Der Herzog hat also furchtbar viel Slösser in Frankreich und auch viel Silberzeug und Kisten voll Geld. Fort mußt er abers doch aus sein' Vaterland, weil er so gut bekannt mitn König gewesen war. Und was sein Sohn war, der noch gar nich mal verkonfermiert gewesen war, der hatt mit sein Hofmeister in Nacht und Nebel nach Engelland fliehen müssen, ohne sein Vater Adjö zu sagen. In Engelland hatt es der junge Herzog ganz gut, und kein Mensch tat ihn was; abers was die jungen Leute sind, die kriegen doch alle Snurren in Kopp. Kaum is der junge Herr ein büschen trocken hinter die Ohrens geworden, da mag er nich mehr bei die Engelländers sein und geht dahin, wo sein Königsfamilie in die Verbannung lebte. Denn nich all die Prinzens und Prinzessinnen waren tot, nur ein paar; die andern hatten sich Frankreich mitn Rücken angesehen und lebten anderswo. Und dieser junge Mann reiste die Herrschaftens nach, und allens, was er vom Vater kriegt, das gibt er an sie. Mit den Talers wars abers noch nich halb gut; verlieben mußt er sich auch und in eine von die allervornehmsten Prinzessinnen, was natürlicheweise ein Unsinn war. Abers der junge Herzog hatt noch mehr Dummzeug gemacht, nämlich eine Verswörung gegen Napolium, und der war fuchswild auf ihm geworden und hatt nen Preis auf sein Kopp gesetzt. Ja, sowas kam dazumal vor, und keiner fand was Besonders drin; bloß daß der junge Herzog noch dümmer wurde und nach Deutschland kam. Piähr sagte, er sollte eigentlich in Rußland oder Sweden sein; nu abers wollte er partuh nach Plön kommen und bloß, weil seine Prinzessin auch erwartet wurde. Was die nu in unser kleines Holstein wollte, da bin ich nich hinter gekommen: ich denk mich, daß sie sich mit ihre Onkels verzürnt hatte. Jedenfalls is sie in die Umgegend von Plön aufn Gut gewesen, und der junge Herzog hat auch kommen wollen, um ihr zu sehen.

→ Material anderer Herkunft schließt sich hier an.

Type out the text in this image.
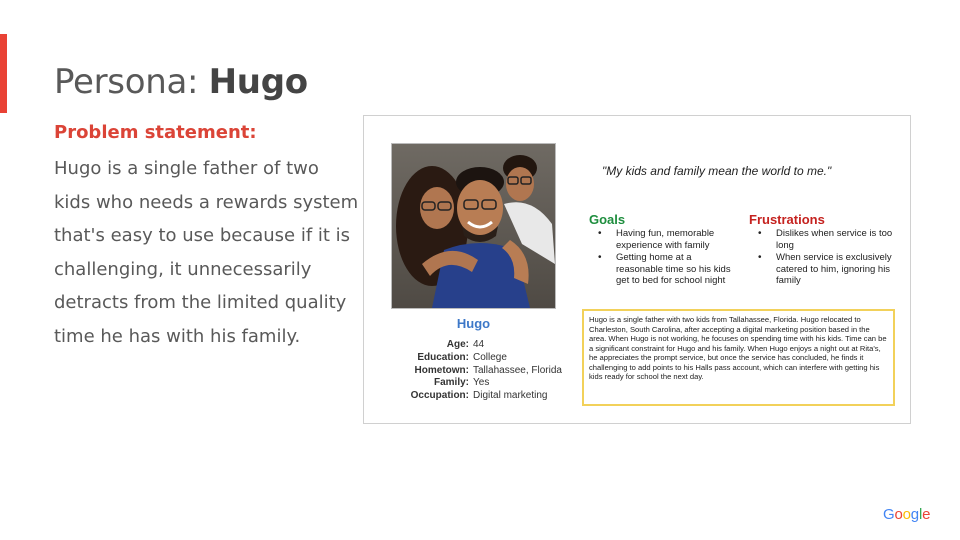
Persona: Hugo
Problem statement:
Hugo is a single father of two kids who needs a rewards system that's easy to use because if it is challenging, it unnecessarily detracts from the limited quality time he has with his family.
Hugo
Age: 44
Education: College
Hometown: Tallahassee, Florida
Family: Yes
Occupation: Digital marketing
"My kids and family mean the world to me."
Goals
• Having fun, memorable experience with family
• Getting home at a reasonable time so his kids get to bed for school night
Frustrations
• Dislikes when service is too long
• When service is exclusively catered to him, ignoring his family
Hugo is a single father with two kids from Tallahassee, Florida. Hugo relocated to Charleston, South Carolina, after accepting a digital marketing position based in the area. When Hugo is not working, he focuses on spending time with his kids. Time can be a significant constraint for Hugo and his family. When Hugo enjoys a night out at Rita's, he appreciates the prompt service, but once the service has concluded, he finds it challenging to add points to his Halls pass account, which can interfere with getting his kids ready for school the next day.
Google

So hat mich Piähr erzählt und denn noch gesagt, daß sich die beiden jungen Herrschaftens ein oder zwei Jahr nich gesehn hätten, und daß sie es nu vor Sehnsucht nich mehr aushalten könnten, was mir ziemlich gewundert hat. Denn wenn ich ein klein nüdliche Deern von Maitag bis Michelis nich sehe, dann weiß ich doch warraftigen Gott nich mehr, was sie vorn Gesicht hat, und ich kann mir mit den besten Willen keinen Momang nach ihr sehnen. Piähr sagte abers, bei den Vornehmens war das anders. Die hätten ümmerlos die Liebe im Kopp, und das feinste wär es, dieselbige Dame ne ganze Zeit lang zu lieben, auch wenn man ihr gar nicht sähe. Na, und dann verzählte er mich, daß der alte Herzog man bloß deshalb nach Eutin gekommen wär, um sein Sohn und die Prinzessin zu besuchen, sonsten hätt er viel sicherer in Ungarland bleiben können, das ja ganz dicht bei Italien liegt. Das war nu ganz gewiß besser gewesen; abers er wollt sein Jungen sehen, der nu groß und stattlich geworden war und ein ganzen feinen Kerl, wie Piähr sagte. Er konnt überhaupt gar nich aufhören, von den jungen Herzog zu sprechen, der son klein süßen Jungen gewesen war, und daß der Alte auch ein ganz ordentlichen Krakter hätt.